ベトナムは世界の電子商取引市場において成長が最も速い10か国の一つに入っており、2024年には16%を超える成長を遂げ、2025年には20%の成長が予測されている。注目すべきは、ベトナム第2位のECプラットフォームであるティックトックショップ(TikTok Shop) が売上を69%伸ばし、市場シェアを29%から39%に拡大した一方、最大手のショッピー(Shopee) は63%から58%へと低下した点である。これは、消費者の傾向が多数の割引コードを活用した「節約型消費」から、エンターテインメントを組み込んだ購買体験へと移行していることを示している。
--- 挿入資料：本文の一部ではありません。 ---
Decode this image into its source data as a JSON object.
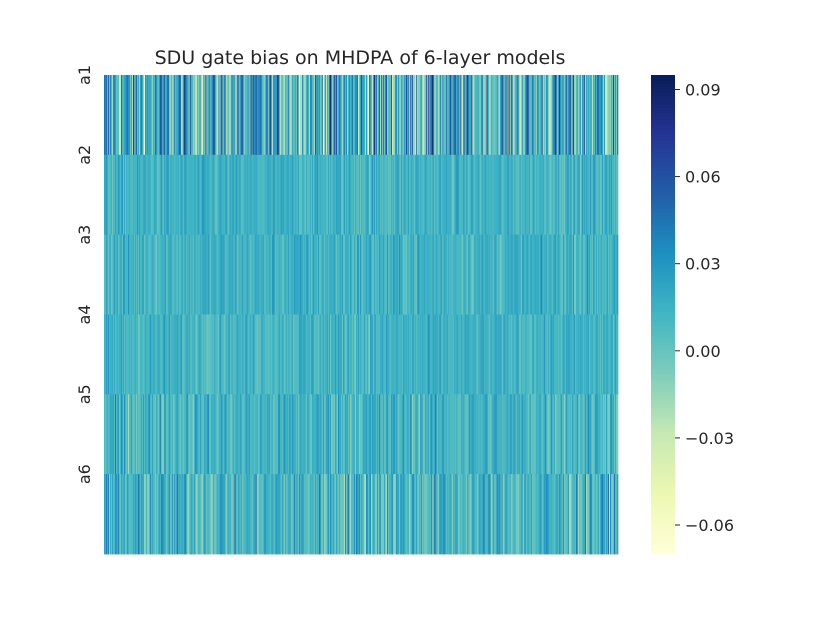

ソーシャルコマースは販売者―インフルエンサー―消費者の間に新たなつながりを生み出している。ユーザーは商品を購入するだけでなく、コンテンツ制作者や販売者になることもでき、信頼性の向上につながる。ライブ配信が頭打ちになる中、ショート動画は保存や検証が容易で持続性が高く、長期的な競争チャネルとして期待されている。
さらに、SNS・購買・決済・AIを統合する「オールインワン」型スーパーアプリの台頭が予測されており、ECエコシステム全体を変革すると見られている。企業は単なる販売にとどまらず、包括的な購買体験への投資が求められる。
一方で、市場は規制強化や越境競争の激化という課題にも直面している。ベトナム企業と外資系企業の双方が拡大を急ぐ中、ベトナムのEC市場は再編段階に入り、迅速に対応できる企業のみが生き残ることになる。